Vladimir Putin, Rusya Güvenlik Konseyi toplantısı sonrası yaptığı açıklamada, bu sabah yapılan saldırıların, 8 Ekim günü ülkesini Kırım’a bağlayan Kerç Köprüsü'nü hedef alan saldırıya misilleme olduğunu belirtti.
“Terör saldırısını Ukrayna gizli servislerinin organize edip düzenlediği açık” diyen Putin, Rusya'nın kritik önemdeki sivil altyapısının imha edilmek istendiğini söyledi ve bu tip saldırılara yanıtın çok sert olacağı uyarısında bulundu. Putin, Rusya’nın her saldırıya aynı yöntemle karşılık vereceğinden kimsenin şüphe duymaması gerektiğini vurguladı. Putin, Türk Akım doğalgaz boru hattına yönelik bir sabotaj hazırlığı yapıldığını, ancak bunun önlendiğini iddia etti.
Rusya’nın gerçekleştirdiği saldırılarla yetinip yetinmeyeceği belli değil. Zira bu saldırılarla savaş yeni bir aşamaya girmiş oldu. Rusya bu tür hedefleri vurmaktan imtina ediyordu, bu saldırıyla o hassasiyetin geride kaldığı anlaşılıyor. Ukrayna tarafından benzer saldırılar tekrarlanırsa, Rusya’nın da aynı yöntemle karşılık vereceğini Putin’de ilan etti.
Putin’den daha sert açıklamalar yapan eski Rusya Devlet Başkanı Dimitri Medvedev ise “başkaları da olacak” diye tehdit etti. Sosyal medyada yaptığı paylaşımda şu ifadeler kullanıldı: “Ukrayna, Rusya'ya sürekli, doğrudan ve net bir tehdit. Gelecekte hamlelerimizin amacı Ukrayna'daki siyasi rejimi tamamen yıkmak olmalı.”

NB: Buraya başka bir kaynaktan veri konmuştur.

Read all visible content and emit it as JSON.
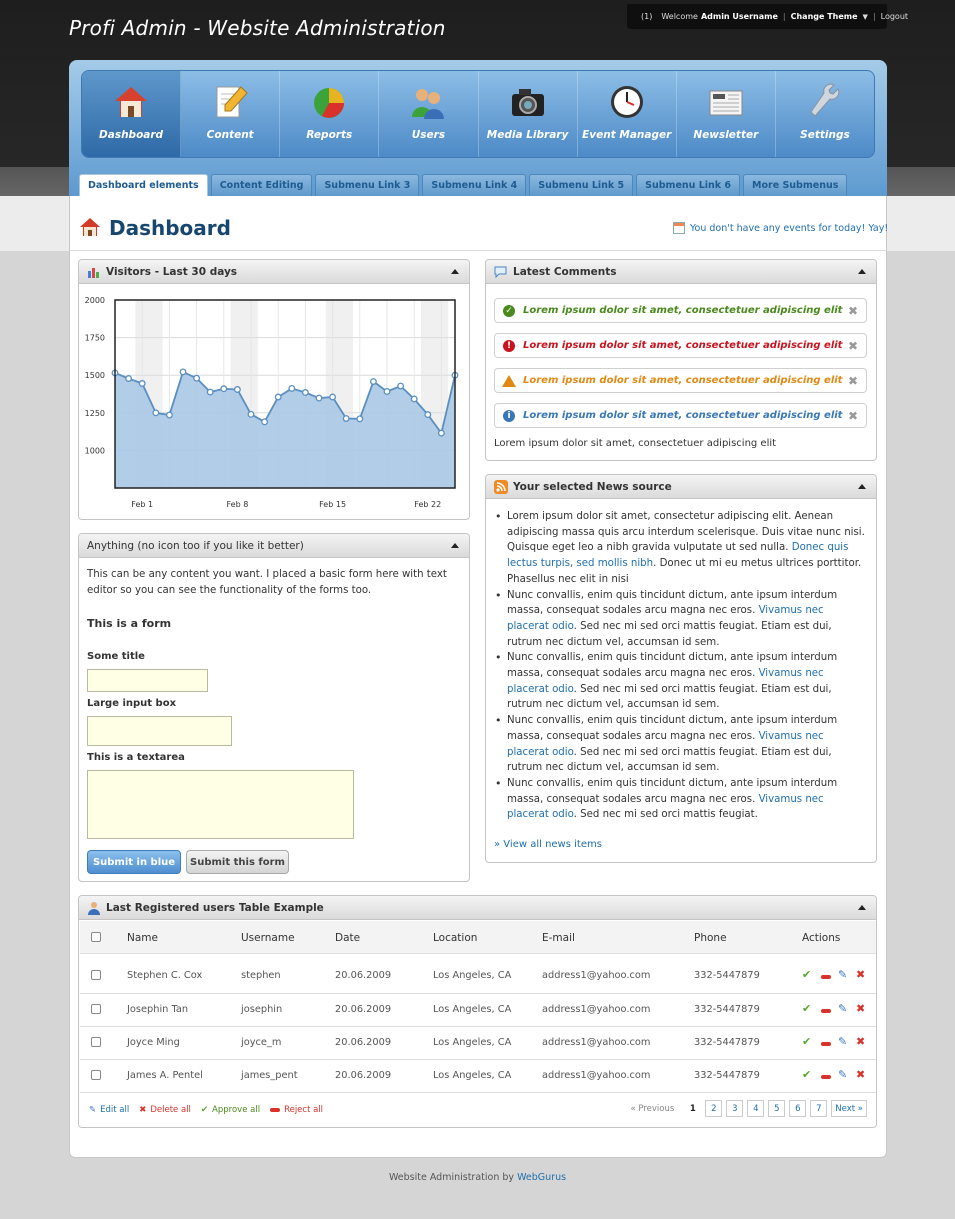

Savaşın seyri ABD-İngiltere cephesinin alacağı tutuma bağlı görünüyor. Zira Zelenski onların kullandığı bir kukladan ibarettir. Dolayısıyla onlar para ve silah verip “savaşa devam et” emri verdikleri sürece suç ortaklığını sürdürecek. Zelenski’nin aksi yönde bir tutum alabilmesi için Ukrayna halklarının bu ölümcül politikaya kitlesel bir itiraz yükseltmesi ve “artık yeter” demesi gerekiyor.